The HHS guidelines concede the health benefits of this ambitious prophylactic strategy cannot be easily quantified. Several studies suggest that health care workers who have patient exposure have increased rates of seasonal influenza infections, the guidelines note.3,4 In addition to the direct effect of reducing pandemic influenza illness and its consequences, prophylaxis also would reduce the risk of transmission to family members, co-workers, and to patients, the guidelines state. Influenza prevention by vaccination of health care workers has been shown to reduce nosocomial infection in acute care hospitals and mortality in long-term care facilities for the elderly.5,6

Nevertheless, given the litany of concerns, the HHS may face formidable opposition to its guidelines and compliance problems if they are finalized as drafted. Ultimately, the specter of pandemic flu may stand as its own best argument for preparation. It is oft described as something that must be faced eventually, a "when-not-if" biological disaster that could all but shut down the health system. And H5N1 is conceivably but a few fateful mutations away from becoming easily transmissible among humans.

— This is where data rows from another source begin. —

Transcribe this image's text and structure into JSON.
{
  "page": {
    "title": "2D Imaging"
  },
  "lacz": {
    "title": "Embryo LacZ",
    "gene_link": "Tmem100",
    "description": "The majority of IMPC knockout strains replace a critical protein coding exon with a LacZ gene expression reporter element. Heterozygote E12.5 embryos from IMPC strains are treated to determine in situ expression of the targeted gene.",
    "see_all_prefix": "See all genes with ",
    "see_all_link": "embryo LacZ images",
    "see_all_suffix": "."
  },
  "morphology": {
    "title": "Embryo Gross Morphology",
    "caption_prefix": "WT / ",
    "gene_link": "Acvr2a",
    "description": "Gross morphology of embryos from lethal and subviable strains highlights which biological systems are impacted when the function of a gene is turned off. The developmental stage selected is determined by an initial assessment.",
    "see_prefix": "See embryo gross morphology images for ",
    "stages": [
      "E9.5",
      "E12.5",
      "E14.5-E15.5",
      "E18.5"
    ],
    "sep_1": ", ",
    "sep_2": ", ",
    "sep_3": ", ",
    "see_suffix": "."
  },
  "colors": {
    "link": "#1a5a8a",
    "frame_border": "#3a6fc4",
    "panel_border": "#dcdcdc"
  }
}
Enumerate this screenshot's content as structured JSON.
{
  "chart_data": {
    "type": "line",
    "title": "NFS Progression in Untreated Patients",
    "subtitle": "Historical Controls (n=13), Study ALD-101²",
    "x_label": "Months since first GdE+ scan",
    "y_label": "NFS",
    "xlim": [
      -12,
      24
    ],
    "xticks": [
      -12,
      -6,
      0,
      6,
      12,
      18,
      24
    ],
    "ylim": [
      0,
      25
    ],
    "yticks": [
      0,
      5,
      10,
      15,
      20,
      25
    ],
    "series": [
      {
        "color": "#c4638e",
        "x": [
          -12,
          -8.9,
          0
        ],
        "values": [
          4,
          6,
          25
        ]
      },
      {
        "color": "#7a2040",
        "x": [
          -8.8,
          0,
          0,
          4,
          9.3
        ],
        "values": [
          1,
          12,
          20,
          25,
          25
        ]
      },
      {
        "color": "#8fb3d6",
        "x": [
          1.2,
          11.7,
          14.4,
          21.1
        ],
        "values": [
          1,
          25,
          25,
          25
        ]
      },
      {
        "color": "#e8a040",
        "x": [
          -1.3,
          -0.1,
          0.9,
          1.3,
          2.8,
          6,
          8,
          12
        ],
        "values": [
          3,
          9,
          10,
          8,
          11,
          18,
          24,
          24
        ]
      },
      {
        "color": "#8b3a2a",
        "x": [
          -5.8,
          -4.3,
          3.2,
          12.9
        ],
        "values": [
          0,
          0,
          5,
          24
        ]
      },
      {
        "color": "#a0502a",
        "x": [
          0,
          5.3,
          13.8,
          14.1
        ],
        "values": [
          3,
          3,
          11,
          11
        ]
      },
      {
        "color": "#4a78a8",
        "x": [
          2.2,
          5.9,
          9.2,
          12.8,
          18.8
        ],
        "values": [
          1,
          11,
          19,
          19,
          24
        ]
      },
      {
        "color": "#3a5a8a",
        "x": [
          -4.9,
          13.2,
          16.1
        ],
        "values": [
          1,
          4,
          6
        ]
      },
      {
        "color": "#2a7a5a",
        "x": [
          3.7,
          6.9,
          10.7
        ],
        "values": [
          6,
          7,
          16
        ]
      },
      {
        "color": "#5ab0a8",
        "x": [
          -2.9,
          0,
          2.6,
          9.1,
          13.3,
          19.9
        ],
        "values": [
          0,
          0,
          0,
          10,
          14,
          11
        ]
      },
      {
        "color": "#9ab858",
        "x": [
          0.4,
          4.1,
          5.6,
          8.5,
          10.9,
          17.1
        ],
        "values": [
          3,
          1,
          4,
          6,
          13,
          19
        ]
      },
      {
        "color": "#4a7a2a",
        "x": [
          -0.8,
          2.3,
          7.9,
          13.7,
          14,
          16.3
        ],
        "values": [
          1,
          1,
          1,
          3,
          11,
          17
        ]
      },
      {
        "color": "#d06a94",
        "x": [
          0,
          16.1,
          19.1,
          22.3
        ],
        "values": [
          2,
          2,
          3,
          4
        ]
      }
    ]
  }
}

"Part of the planning for hospitals is acquiring the materials, whether it be masks or respirators or antiviral drugs that will protect their health care workers and maintain operations during a pandemic," Schwartz says. "One cannot predict whether H5N1 is going to ever cause a pandemic. It certainly is the greatest pandemic threat that is out there. The continued circulation of this virus in poultry and the occasional infection of people certainly raise the risk that such a mutation could occur. Whether it does or not is totally unpredictable."

(Editor's note: The HHS issued a notice regarding the guidelines and a comment period in the June 3, 2008, Federal Register. The guidelines are posted at http://aspe.hhs.gov. The comment period ends July 3, 2008.)

References

  1. Department of Health and Human Services. Proposed Guidance on Antiviral Drug Use during an Influenza Pandemic, 2008. Available at: http://aspe.hhs.gov.
  2. Centers for Disease Control and Prevention. Influenza Antiviral Medications: Summary for Clinicians, 2007. Available at: www.cdc.gov.
  3. Elder AG, O'Donnell B, McCruden EAB, et al. Incidence and recall of influenza in a cohort of Glasgow healthcare workers during the 1993-4 epidemic: Results of serum testing and questionnaire. BMJ 1996; 313:1,241-1,242.
  4. Kawana A, Teruya K, Kirikae T, et al. Syndromic surveillance within a hospital for the early detection of a nosocomial outbreak of acute respiratory illness. Jpn J Infect Dis 2006; 59:377-379.
  5. Salgado CD, Giannetta ET, Hayden FG, et al. Preventing nosocomial influenza by improving the vaccine acceptance rate of clinicians. Inf Cont Hosp Epidemiol 2004; 25:923-928.
  6. Carman WF, Elder AG, Wallace LA, et al. Effects of influenza vaccination of healthcare workers on mortality of elderly people in long-term care: A randomized controlled trial. Lancet 2000; 355:93-97.